A beleza da futilidade

Para ser belo hoje em dia é necessário primeiramente ter dinheiro. Um banho de loja, várias cirurgias plásticas, roupas da moda, até trocar o cabelo é possível com grana. E se não for possível, você vira uma pessoa simpática. Várias roupas de marca e um pouco de marketing pessoal deixam qualquer criatura fashion. Nossos jogadores de futebol tornam-se lindos quando estão numa Ferrari, num Porshe, numa Mercedes, dizem as mulheres. O detalhe de ser vesgo, ter dentes de ratinho ou qualquer outra questão anatômica some diante de uma conta bancária milionária. Quem não tem dinheiro, tenta, por sua vez, na sobrevivência do culto à imagem, improvisar. Fazer book com várias fotos tiradas pela própria pessoa diante do espelho ajuda.

Falsificações, genéricos de marcas, produtos de estética, além, claro, das cirurgias estéticas, que tentam dar à pessoa a bunda inexistente em forma e volume. Até que um dia a calça cai! A criatividade para tentar mostrar o que não existe. As tinturas de cabelo, as canetas e celulares da moda, as marcas de roupa tão cultuadas e apresentadas em público, no ser outdoor que se pretende alguém e a ilusão da vida abastada na roda dos créditos e eternos endividamentos assombram qualquer travesseiro. É o susto diante do espelho quem é esta pessoa? E a dúvida persiste: “como ser o que não sou?” A crise psicológica da pós modernidade na ruptura da identidade aparece, no ser produto de fachada, da alma plastificada.

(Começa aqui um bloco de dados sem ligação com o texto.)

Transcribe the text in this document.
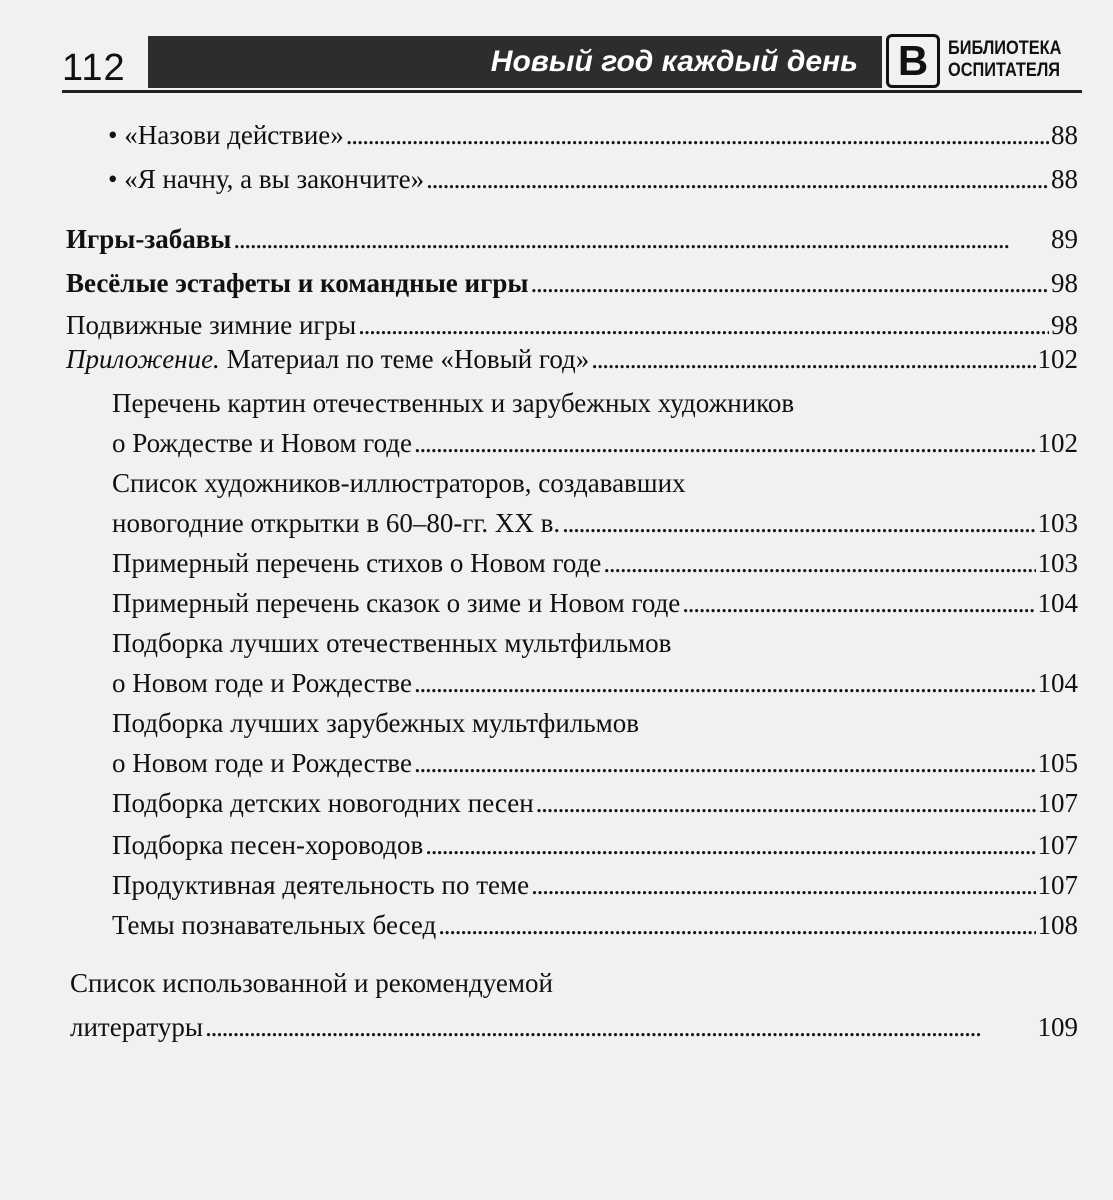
112	Новый год каждый день В	БИБЛИОТЕКА
ОСПИТАТЕЛЯ
• «Назови действие» . . .	88
• «Я начну, а вы закончите» . . .	88
Игры-забавы . . .	89
Весёлые эстафеты и командные игры . . .	98
Подвижные зимние игры . . .	98
Приложение. Материал по теме «Новый год» . . .	102
Перечень картин отечественных и зарубежных художников
о Рождестве и Новом годе . . .	102
Список художников-иллюстраторов, создававших
новогодние открытки в 60–80-гг. XX в. . . .	103
Примерный перечень стихов о Новом годе . . .	103
Примерный перечень сказок о зиме и Новом годе . . .	104
Подборка лучших отечественных мультфильмов
о Новом годе и Рождестве . . .	104
Подборка лучших зарубежных мультфильмов
о Новом годе и Рождестве . . .	105
Подборка детских новогодних песен . . .	107
Подборка песен-хороводов . . .	107
Продуктивная деятельность по теме . . .	107
Темы познавательных бесед . . .	108
Список использованной и рекомендуемой
литературы . . .	109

Alguns leitores questionariam: tenho de ser feio para agradar este colunista? Não. O problema é ver beleza onde ela não existe. Querer viver apenas de aparência sem ter conteúdo. Ser apenas uma vitrine sem mais a oferecer. Até por que a questão de beleza varia de indivíduo para indivíduo, de cultura para cultura. E a beleza da beleza de cunho estético é que ela passa, como toda moda, como todo objeto de consumo. Na Idade Média ser gordinha era cult. Nos anos 60 era lindo ter costeletas, calça boca de sino cor-de-rosa era chique. Quantas modas do passado não nos fazem sentir cafona? Nossa, eu não vestia isso!

Ser belo não pode ser visto jamais como ser fútil. Futilidade hoje na sociedade beira a idiotia, o retardo mental, a massificação, a alienação, a burrice. Futilidade quebra a qualidade de vínculos sociais, deixando o espírito aprisionado em suas ilusões enquanto que o relógio da vida acelera. Neste sentido, a beleza da futilidade é seu estado perecível. Os modismos passam e se você não tiver conteúdo, vai passar com eles.

Lembrei-me de um amigo médico que conheceu uma linda mulher. Belíssima! Sonho de consumo! Ideal para bailes e apresentações públicas. O que tinha de bela, tinha de calada. Até que um dia, após umas cervejas, a língua soltou-se e a beleza da estética deu vazão a idiotia, nos fazendo crer piamente que existe uma ligação direta entre o intestino e a boca. Tão bela calada! O namoro com a beldade logo tornou-se tédio, não existia assunto, diálogo, e a vitrine logo envelheceu, exigindo do produto perecível sua substituição.

É necessário investir, além da estética, em cultura. Beleza representa estado de graça, simpatia, inteligência,  alegria e para que isto ocorra é necessário conteúdo. Em raros momentos da vida conheci pessoas fúteis com carisma. Ao contrário: os fúteis são chatos, presunçosos, são os que nos olham de lado e por vezes são os que tentam, em sua insignificância, mostrar à força que são alguém: “Sabe com quem você está falando?” Sua alienação por vezes é tamanha que não percebem o quanto é grande o papel ridículo que fazem, criando a tribo do nada. Educação só por conveniência. E são justamente os que mais adoecem na velhice e a partir dos 50 anos. Seu espírito escravo da vaidade e do orgulho tenta fugir da consciência o quanto pode, mas suas pernas são curtas. E o vazio da vida fútil gera o vazio da alma. ansiedade, depressão, drogas, autodestrutividade são apenas alguns dos sintomas que aparecem nestes casos. Especialmente quando a vitrine já não chama mais a atenção, porque passou. O belo e o sublime devem andar juntos. A isto chamamos graça. A simpatia, a alegria, o riso fácil e a inteligência são para nós o genuíno charme da beleza, são o complemento que dão carisma ao indivíduo comum.